Bench Memos

Obamacare Marathon Set for Supreme Court

This morning the Supreme Court accepted review of three different Obamacare cases and appears to be scheduling them to allow for lots of time to discuss the four different questions arising out of three petitions for cert in the Eleventh Circuit case:

Ninety minutes are allotted to discuss the severability question raised by the 26 states and private plaintiffs in the Eleventh Circuit case. Giving so much time to the severability analysis itself suggests that the Court isn’t willing to simply assume Obamacare will be upheld, and means that there will be guidance going forward for other courts determining severability even if the Supreme Court upholds Obamacare. As Paul Clement commented this weekend at the Federalist Society National Convention, with a bill that long (and fully read by so few!), it’s almost a guarantee that at least one provision is unconstitutional.

The Court also granted in the government’s appeal of the same Eleventh Circuit case, allotting two hours of argument on the Commerce Clause question that is central to the case and one additional hour of argument on the question of whether suit is barred under the Anti-Injunction Act (which requires individuals to pay a tax before they can challenge it, and which would have the effect of delaying review until the rest of the law comes into effect). The Anti-Injunction Act analysis was embraced by the Fourth Circuit as well as Judge Kavenaugh’s dissent in the D.C. Circuit opinion last week.

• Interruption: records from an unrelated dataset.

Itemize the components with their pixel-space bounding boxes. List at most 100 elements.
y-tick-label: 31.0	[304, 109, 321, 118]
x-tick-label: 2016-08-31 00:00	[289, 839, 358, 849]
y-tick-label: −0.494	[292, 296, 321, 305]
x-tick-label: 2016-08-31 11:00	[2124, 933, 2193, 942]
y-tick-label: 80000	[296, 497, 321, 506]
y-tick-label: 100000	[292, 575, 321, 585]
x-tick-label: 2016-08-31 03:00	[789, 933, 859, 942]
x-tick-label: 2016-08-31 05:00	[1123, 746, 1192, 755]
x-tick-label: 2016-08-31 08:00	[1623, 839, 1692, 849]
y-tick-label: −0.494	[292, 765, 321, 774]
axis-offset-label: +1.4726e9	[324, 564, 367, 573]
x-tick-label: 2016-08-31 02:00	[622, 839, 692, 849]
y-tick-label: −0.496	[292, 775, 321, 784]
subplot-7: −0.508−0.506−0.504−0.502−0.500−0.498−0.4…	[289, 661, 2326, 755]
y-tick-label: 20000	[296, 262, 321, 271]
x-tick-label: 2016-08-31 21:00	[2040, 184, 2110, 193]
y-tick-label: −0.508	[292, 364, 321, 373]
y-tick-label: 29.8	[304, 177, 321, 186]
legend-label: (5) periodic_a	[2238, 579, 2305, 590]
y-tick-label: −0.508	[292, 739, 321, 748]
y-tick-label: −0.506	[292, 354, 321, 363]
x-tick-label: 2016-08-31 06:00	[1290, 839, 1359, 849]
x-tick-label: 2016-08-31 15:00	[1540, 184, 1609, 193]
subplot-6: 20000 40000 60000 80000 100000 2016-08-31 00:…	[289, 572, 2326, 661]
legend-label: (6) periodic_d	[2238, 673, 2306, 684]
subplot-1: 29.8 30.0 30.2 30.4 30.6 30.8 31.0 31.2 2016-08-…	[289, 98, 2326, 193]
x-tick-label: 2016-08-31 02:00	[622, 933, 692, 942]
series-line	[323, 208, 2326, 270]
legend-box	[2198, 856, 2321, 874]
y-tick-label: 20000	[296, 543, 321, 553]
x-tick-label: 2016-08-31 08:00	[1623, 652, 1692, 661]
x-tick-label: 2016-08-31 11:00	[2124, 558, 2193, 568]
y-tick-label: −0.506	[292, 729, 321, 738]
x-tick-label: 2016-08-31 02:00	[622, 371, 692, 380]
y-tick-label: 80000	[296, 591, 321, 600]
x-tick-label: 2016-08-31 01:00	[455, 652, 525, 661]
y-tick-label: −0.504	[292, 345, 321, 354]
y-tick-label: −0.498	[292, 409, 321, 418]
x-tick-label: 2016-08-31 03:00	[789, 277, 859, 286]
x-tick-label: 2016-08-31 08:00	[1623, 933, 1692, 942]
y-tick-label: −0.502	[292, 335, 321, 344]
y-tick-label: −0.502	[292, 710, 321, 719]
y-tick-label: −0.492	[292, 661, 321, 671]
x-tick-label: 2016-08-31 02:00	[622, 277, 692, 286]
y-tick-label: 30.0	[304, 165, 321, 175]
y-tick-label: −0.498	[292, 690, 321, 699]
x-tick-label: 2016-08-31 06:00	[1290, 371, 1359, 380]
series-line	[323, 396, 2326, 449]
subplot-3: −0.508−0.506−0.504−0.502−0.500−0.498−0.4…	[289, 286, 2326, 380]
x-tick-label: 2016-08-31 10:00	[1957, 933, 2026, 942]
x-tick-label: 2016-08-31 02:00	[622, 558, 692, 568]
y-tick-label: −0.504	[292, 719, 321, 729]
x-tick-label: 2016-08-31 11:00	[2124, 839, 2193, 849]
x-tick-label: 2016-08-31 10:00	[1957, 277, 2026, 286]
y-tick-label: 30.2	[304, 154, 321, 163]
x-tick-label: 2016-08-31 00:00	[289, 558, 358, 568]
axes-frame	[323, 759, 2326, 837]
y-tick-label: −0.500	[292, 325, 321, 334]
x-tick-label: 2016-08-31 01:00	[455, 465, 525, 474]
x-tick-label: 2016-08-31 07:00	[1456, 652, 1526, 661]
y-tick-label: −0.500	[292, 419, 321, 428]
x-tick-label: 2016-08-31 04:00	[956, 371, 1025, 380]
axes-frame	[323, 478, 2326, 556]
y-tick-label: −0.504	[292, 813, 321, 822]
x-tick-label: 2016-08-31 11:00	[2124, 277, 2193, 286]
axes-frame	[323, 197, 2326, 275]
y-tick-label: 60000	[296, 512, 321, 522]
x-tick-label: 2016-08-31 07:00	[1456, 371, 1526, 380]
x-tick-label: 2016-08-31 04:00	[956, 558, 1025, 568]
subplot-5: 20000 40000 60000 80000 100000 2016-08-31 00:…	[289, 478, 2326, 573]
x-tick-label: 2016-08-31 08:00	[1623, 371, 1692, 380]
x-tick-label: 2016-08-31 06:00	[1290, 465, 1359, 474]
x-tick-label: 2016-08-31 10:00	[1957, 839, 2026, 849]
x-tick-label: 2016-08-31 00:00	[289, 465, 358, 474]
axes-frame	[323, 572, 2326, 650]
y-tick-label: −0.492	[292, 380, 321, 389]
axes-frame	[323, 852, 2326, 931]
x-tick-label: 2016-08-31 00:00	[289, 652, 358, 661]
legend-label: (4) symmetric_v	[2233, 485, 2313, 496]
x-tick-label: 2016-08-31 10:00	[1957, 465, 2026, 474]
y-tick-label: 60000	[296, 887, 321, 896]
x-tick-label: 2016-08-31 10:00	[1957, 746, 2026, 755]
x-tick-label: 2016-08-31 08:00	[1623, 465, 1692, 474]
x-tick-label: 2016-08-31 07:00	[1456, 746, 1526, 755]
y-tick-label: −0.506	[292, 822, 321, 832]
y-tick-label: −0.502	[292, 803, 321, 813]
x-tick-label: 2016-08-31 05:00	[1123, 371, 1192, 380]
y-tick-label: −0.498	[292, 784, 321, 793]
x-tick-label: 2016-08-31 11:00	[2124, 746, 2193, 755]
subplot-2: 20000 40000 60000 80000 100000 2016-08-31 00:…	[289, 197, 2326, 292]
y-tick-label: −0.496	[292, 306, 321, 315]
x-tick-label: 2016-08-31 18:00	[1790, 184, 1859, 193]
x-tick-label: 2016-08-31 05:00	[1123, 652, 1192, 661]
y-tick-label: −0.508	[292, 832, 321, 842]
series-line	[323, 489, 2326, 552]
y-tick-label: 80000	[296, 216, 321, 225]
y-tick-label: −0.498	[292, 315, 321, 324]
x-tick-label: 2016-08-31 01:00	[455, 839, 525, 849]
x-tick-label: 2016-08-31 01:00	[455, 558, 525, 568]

The Court finally separately granted cert on a question raised by the states regarding whether the dramatic expansion of Medicare conditioned on losing all federal Medicare funding is coercive. That question presumably will receive the normal hour of argument time and should settle a long-standing question of whether there are any real limits on what conditions the federal government puts on the receipt of federal funds.

This adds up to marathon five and a half hours of Obamacare argument, on four different questions — probably a historic event in and of itself, in addition to the obvious import of so many of the questions being considered. Better start camping out now for the quadruple-feature arguments.

No indication that Justice Kagan plans to recuse herself from the case, despite her involvement with the case and the law (which she called “simply amazing“) as Solicitor General.